Les ministres de l'agriculture successifs ont beau clamer que leur objectif est de libérer la capacité d'entreprendre des agriculteurs, protéger les consommateurs et retrouver de la cohérence et de l'éthique dans les relations commerciales entre les fournisseurs de matières premières que sont les paysans, les transformateurs de l'industrie agroalimentaire et les distributeurs, la réalité est tout autre : nous en avons l'illustration avec la loi ÉGALIM, qui promettait d'inverser la construction des prix en partant des coûts de production.
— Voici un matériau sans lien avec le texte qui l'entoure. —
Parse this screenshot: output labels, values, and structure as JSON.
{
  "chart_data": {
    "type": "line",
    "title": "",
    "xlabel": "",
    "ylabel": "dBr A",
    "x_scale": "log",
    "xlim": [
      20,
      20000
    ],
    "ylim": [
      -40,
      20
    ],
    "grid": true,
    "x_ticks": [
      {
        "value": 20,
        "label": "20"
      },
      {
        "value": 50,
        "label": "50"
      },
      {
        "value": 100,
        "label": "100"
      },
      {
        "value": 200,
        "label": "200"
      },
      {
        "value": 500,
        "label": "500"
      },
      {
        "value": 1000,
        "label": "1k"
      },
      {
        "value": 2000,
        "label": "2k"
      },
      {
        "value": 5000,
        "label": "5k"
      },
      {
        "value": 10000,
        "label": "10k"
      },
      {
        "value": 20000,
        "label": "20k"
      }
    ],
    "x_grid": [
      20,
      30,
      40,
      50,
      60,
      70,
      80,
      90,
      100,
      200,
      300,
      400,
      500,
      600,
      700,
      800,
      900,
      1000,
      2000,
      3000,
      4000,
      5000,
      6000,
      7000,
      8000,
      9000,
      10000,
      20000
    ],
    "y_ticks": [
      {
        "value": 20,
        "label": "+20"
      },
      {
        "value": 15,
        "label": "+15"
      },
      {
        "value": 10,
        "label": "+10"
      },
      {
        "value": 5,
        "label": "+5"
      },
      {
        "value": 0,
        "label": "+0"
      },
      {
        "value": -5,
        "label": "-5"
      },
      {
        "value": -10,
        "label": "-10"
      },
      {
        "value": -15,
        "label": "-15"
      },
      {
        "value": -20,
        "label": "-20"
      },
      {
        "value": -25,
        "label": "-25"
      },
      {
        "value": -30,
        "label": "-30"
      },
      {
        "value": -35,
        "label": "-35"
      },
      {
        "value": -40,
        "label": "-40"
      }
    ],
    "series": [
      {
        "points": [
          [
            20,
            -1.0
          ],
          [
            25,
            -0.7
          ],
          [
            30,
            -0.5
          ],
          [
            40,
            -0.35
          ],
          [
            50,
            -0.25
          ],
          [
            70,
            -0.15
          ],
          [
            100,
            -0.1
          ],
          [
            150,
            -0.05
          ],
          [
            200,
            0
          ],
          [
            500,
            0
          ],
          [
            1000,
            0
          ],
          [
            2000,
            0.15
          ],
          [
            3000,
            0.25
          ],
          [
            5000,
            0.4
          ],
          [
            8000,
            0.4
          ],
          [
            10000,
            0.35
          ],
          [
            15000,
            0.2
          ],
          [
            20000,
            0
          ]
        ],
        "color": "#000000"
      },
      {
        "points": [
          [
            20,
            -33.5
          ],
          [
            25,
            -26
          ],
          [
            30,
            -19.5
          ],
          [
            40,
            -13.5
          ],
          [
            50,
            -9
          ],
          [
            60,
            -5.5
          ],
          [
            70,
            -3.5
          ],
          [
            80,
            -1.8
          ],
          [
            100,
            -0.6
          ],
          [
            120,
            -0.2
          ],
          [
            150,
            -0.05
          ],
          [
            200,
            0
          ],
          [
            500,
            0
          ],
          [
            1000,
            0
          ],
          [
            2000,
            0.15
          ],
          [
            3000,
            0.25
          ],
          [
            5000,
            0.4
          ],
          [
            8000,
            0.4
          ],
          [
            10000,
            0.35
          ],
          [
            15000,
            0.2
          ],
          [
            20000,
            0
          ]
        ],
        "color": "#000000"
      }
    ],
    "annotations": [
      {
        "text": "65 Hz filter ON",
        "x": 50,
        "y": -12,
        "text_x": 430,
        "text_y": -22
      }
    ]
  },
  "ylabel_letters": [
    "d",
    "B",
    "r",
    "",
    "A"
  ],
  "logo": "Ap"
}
Nous avions alerté sur le fait que ce texte risquait d'accroître le déséquilibre du rapport de force commercial au détriment des agriculteurs, et le fait est qu'on observe que les premiers effets de cette loi se soldent par une déflation des prix de 1,5 à 4 % par rapport à 2018, des contournements de la loi, des pressions et menaces de sortie des produits.
Selon l'observatoire des négociations commerciales, 96 % des entreprises alimentaires interrogées à partir d'un panel de plus de 450 entreprises de toutes tailles et tous secteurs estiment que la situation avec la grande distribution n'est pas meilleure, voire qu'elle s'est dégradée par rapport à l'an passé. 71 % des entreprises de l'agroalimentaire ont aussi formulé des demandes de hausses de prix qu'elles justifient par la hausse des coûts des matières premières agricoles, demandes qui n'ont pas été prises en compte. S'appuyant sur ces données, l'Association nationale des industries alimentaires s'indigne de la situation, pointant des demandes de baisse de prix systématiques de la grande distribution à l'encontre des entreprises alimentaires, des pressions, du chantage, des menaces de sortie de rayons pour les produits si les entreprises n'acceptent pas les conditions imposées.
Acheter au prix toujours le plus bas reste le seul leitmotiv des distributeurs, aidés en cela par le dumping social et environnemental qui sévit en Europe. Même si vous reconnaissez, monsieur le ministre, que la guerre des prix continue, par exemple dans le secteur du lait, et qu'en dépit des accords passés par plusieurs industriels avec la grande distribution, rien n'est entrepris pour enrayer cette logique destructrice pour nos paysans, pour la qualité de notre alimentation et pour l'environnement, comme en témoigne la gestion des accords de libre-échange que sont le Comprehensive Economic and Trade Agreement (CETA) ou l'accord avec le Mercosur que le Gouvernement continue de soutenir contre toute logique économique et environnementale.